La transcription, un processus fondamental de l'expression des gènes
L’expression des gènes repose sur un processus fondamental : la transcription, par laquelle l’information génétique contenue dans l’ADN est copiée en ARN. Chez les eucaryotes, ce mécanisme, majoritairement pris en charge par l’ARN polymérase II pour les ARN messagers et certains ARN non codants, nécessite un contrôle strict tant de son initiation que de sa terminaison. Un arrêt inapproprié peut conduire à la production de transcrits aberrants, susceptibles d'interférer avec d'autres gènes et d'affecter l'organisation globale du génome. Cette étape finale, appelée terminaison de la transcription, est donc tout aussi critique que l'initiation ou l'élongation, bien que longtemps restée moins étudiée.
Dans une étude récente, menée à l’Institut Cochin (Université Paris Cité, Inserm, CNRS), des chercheurs ont identifié un acteur central de ce processus : la protéine SPT6. Connue pour son rôle dans l’accompagnement de la polymérase au cours de l’élongation, SPT6 se révèle également essentielle pour conduire correctement la transcription à son terme. L'absence de SPT6 entraîne une poursuite anarchique de l’activité de l’ARN polymérase II au-delà des limites naturelles des gènes, générant des transcrits anormaux qui peuvent envahir les régions voisines du génome. Cette "fuite transcriptionnelle" souligne l'importance d'une terminaison rigoureusement contrôlée.
SPT6, PCF11 et PNUTS : un réseau de partenaires pour un arrêt contrôlé
SPT6 n'agit pas de manière isolée. Les chercheurs ont mis en évidence sa coopération avec deux autres facteurs clés : PCF11, un élément du complexe de clivage et de polyadénylation, et PNUTS, un régulateur de la vitesse de l'ARN polymérase en fin de gène. PCF11 favorise le détachement de l'ARN polymérase du brin d’ADN en reconnaissant des signaux spécifiques situés à la fin des gènes, tandis que PNUTS agit en freinant la polymérase pour favoriser un arrêt efficace.
L'étude démontre que SPT6 joue un rôle central pour orchestrer l’action combinée de ces deux partenaires. En facilitant leur recrutement sur l’ARN polymérase II, SPT6 contribue à assurer que la transcription s’achève de façon nette et précise. En cas de défaillance de ce réseau de surveillance, la transcription se prolonge anormalement, favorisant l’émergence de transcrits parasites, notamment dans des régions sensibles comme les promoteurs où peuvent apparaître des ARN non désirés (PROMPTs).

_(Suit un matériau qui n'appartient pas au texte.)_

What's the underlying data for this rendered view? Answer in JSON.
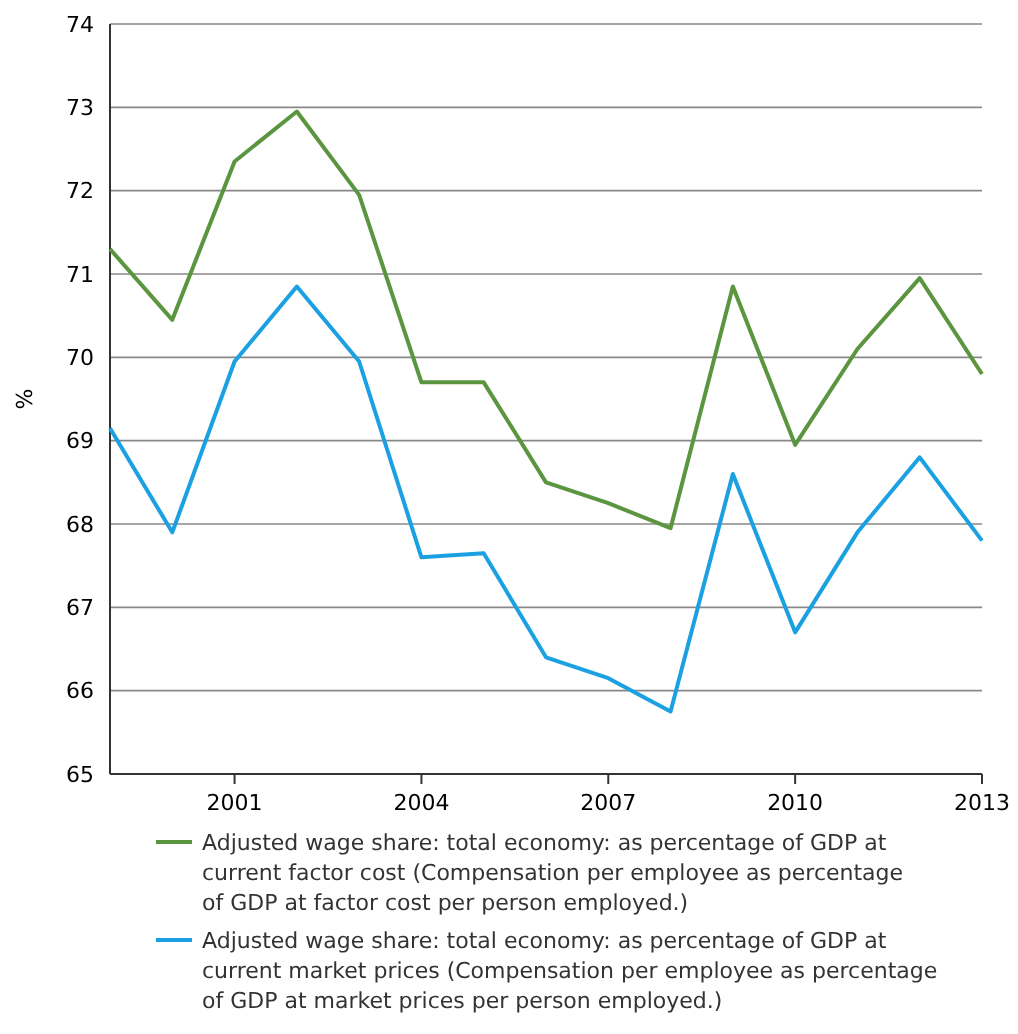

Ce contrôle de la terminaison est crucial non seulement pour éviter la collision entre transcriptions voisines, mais aussi pour maintenir une lecture fidèle et ordonnée du programme génétique dans son ensemble.
Terminer pour mieux protéger le génome
Cette étude éclaire des mécanismes fondamentaux longtemps sous-estimés dans la régulation de l'expression des gènes. Elle met en évidence que la terminaison de la transcription est un processus actif, complexe, qui mobilise plusieurs facteurs en synergie. En empêchant la production de transcrits anormaux, SPT6, en collaboration avec PCF11 et PNUTS, contribue directement à préserver l'organisation et la stabilité du génome.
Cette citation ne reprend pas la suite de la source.